Tears ran freely down his cheeks and to his utter amazement, a thin, bony hand emerged from beneath ragged fabric and brushed against his pale, wet face.
Any semblance of composure he'd been clinging to evaporated at his sister's touch. He cried Eowyn's name and pulled her to his chest, holding her as tight as he dared. She clung to his armour as he cried on her. This was undoubtedly her brother and she felt no fear that he would harm her. Closing her eyes, she breathed his name, revelling in the sound of it.
Even as Kinnale and other concerned Men approached to ask what on earth could have broken the ill-tempered commander of the Rohirrim in this way, brother and sister sat oblivious. No one else mattered in that moment for Eomer.
Meanwhile, Legolas' mind too was singularly focused on another. He ignored the tired, injured Men he passed, looking only for Aragorn.
When he found Janor, who was supposed, according to Kinnale, to be looking after the young Aragorn, sifting through Orc carcasses, presumably looking for Human survivors, his heart raced in irrational fear. Aragorn was nowhere to be seen. Legolas ran over to the second in command, calling his name urgently.

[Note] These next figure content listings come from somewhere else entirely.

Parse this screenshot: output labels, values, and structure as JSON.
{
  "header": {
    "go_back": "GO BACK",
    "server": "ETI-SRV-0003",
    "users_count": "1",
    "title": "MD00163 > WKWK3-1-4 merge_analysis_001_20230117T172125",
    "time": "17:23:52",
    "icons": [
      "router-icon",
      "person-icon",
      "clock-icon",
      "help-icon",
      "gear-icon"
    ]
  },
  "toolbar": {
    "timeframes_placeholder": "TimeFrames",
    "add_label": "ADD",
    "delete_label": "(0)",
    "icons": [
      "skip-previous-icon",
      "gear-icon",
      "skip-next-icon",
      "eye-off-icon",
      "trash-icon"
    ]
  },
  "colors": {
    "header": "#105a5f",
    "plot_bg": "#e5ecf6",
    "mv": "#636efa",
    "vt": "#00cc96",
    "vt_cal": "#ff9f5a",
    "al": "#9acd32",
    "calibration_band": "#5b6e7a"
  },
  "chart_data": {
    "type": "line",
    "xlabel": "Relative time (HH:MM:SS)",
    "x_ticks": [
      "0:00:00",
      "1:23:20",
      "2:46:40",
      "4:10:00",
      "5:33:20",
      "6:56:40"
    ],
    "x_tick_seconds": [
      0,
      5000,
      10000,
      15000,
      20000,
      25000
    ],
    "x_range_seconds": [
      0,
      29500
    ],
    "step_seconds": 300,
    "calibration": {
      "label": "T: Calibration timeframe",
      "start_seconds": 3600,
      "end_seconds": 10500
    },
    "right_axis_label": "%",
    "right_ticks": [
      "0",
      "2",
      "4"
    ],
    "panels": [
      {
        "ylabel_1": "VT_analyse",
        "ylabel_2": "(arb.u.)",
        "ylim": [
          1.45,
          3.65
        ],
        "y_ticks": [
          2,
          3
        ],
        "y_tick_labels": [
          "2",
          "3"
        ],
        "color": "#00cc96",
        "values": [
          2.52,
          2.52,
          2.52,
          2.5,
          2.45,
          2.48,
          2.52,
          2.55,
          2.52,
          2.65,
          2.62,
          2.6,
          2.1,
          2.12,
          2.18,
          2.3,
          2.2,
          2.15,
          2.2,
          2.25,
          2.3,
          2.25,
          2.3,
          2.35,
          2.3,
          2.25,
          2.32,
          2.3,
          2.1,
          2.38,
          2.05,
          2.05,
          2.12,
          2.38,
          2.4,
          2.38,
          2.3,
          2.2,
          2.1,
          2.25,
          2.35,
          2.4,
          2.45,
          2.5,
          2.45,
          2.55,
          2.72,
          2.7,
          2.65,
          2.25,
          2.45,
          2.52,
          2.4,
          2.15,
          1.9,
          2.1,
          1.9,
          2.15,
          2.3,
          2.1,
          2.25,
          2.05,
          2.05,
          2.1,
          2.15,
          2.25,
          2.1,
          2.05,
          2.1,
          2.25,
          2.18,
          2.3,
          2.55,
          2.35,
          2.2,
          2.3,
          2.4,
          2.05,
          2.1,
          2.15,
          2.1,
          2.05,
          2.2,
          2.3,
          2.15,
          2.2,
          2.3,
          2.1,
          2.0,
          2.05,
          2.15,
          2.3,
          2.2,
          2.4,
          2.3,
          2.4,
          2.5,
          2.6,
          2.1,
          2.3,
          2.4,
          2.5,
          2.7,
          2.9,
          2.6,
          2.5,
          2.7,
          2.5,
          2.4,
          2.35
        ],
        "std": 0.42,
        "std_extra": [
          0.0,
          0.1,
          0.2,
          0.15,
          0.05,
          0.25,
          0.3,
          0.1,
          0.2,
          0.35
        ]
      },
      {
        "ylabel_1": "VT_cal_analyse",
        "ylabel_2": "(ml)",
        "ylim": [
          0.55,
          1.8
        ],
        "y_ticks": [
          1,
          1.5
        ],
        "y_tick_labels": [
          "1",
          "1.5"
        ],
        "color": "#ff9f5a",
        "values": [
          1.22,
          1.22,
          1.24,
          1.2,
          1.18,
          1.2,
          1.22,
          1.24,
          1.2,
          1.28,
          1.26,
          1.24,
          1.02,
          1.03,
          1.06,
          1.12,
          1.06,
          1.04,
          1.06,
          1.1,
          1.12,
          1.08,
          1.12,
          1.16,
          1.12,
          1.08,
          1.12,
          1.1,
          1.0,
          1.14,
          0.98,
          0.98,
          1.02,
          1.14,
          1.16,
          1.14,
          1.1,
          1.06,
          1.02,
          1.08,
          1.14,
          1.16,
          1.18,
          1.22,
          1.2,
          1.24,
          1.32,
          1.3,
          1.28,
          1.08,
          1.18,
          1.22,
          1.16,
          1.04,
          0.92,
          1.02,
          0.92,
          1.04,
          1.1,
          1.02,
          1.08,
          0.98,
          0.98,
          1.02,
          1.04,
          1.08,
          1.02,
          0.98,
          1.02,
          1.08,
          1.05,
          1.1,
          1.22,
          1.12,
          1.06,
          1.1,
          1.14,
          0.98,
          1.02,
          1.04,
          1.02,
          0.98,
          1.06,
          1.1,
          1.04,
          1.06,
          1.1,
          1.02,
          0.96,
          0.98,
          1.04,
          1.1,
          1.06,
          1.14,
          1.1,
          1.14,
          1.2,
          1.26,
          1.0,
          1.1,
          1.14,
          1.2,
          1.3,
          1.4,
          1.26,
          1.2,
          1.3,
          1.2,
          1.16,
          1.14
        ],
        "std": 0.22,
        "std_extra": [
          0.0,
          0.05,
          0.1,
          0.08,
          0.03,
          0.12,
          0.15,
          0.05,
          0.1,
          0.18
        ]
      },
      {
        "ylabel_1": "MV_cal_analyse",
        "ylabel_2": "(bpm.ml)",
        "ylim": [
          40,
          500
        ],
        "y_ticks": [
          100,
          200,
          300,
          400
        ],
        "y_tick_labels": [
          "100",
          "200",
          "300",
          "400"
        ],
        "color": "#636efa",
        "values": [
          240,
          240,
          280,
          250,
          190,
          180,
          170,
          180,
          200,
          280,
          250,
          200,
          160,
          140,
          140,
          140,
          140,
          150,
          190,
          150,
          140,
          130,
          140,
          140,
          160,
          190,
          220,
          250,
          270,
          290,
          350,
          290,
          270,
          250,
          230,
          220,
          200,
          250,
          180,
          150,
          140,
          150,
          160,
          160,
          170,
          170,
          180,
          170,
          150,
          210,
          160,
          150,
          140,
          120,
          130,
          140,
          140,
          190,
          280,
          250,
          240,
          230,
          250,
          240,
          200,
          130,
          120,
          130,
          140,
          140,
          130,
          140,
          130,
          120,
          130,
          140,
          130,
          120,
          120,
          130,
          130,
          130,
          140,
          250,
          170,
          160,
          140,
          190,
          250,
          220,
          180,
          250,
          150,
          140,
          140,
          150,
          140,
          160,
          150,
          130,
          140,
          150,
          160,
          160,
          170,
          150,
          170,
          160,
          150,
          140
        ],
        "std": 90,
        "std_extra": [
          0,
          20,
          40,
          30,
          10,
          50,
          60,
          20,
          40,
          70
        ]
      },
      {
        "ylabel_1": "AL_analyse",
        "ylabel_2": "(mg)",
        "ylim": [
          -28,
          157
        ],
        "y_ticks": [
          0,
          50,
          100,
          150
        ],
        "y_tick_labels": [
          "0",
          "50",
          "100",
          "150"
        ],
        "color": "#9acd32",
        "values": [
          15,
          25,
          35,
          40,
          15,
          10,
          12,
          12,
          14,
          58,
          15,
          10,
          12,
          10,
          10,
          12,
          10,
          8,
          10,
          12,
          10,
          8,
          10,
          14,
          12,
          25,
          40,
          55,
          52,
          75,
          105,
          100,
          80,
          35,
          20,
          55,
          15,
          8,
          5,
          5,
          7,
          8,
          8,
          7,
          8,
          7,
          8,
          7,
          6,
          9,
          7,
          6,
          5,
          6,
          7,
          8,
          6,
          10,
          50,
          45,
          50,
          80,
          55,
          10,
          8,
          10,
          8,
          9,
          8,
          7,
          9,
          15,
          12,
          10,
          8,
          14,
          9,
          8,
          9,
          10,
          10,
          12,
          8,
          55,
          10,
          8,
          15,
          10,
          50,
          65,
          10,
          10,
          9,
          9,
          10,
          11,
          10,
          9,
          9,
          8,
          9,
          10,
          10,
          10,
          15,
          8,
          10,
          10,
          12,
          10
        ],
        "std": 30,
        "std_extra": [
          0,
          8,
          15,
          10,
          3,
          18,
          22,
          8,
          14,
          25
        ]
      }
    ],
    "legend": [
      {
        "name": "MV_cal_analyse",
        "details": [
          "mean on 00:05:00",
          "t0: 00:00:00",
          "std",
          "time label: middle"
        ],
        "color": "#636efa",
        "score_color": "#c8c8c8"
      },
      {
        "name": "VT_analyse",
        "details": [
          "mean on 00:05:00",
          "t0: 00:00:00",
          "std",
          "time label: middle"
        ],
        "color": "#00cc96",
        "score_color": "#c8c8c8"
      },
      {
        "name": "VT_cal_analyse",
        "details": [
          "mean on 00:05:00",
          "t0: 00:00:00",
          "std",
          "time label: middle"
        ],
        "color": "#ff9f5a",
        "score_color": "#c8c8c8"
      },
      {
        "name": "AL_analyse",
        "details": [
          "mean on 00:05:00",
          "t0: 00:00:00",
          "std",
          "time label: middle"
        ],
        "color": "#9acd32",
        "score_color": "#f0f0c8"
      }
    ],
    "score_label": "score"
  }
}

Janor looked around himself, alarmed. When he realised that, despite the Elf's desperate tone, there was no Orc or Uruk stood behind him waiting to cut him down, Janor sighed and frowned in confusion at Legolas.
"What?" the man asked with an indignant shrug.
"Aragorn. Where is Aragorn?" Legolas demanded breathlessly, reaching Janor.
"Oh. He's right over there."
Legolas followed the direction of Janor's pointed finger with his eyes and finally saw a dirty Aragorn knelt on the ground, helping a couple of the Rohirrim tend to one of their fallen comrades.
Able to breathe easily again now that the pressure on his chest had eased, Legolas headed toward the young man, ignoring Janor's questioning if he was alright.
Aragorn looked up at his name being called and, upon seeing his mentor's face, he smiled in relief that Legolas remained standing after the battle. However, currently his fingers were the only things plugging an injured man's artery so he couldn't get up to greet the Elf as he wished to.
Legolas stood over them and smiled in return. "Are you injured?" he got straight to the point.
"Nothing major," Aragorn promised. "You?"
The Elf discreetly turned to his side so that Aragorn would not be able to see the blood that caked his shirt. The man was busy; he didn't need to worry unnecessarily. So he echoed Aragorn's words. "Nothing major."
Aragorn nodded, his attention drawn back to the man laid out before him.
Much as he would have liked to look at Aragorn, reassuringly fine, for the rest of the day, Legolas knew that there were still things to be done. So, he told Aragorn that he would be at the main structure then wandered off to look for Kinnale. Firstly, he needed a report from the Ranger and then the clean-up would begin. Men would need treatment for their injuries; those who had lost their lives would have to be retrieved from amongst the Enemy. There was much yet to do in Helm's Deep.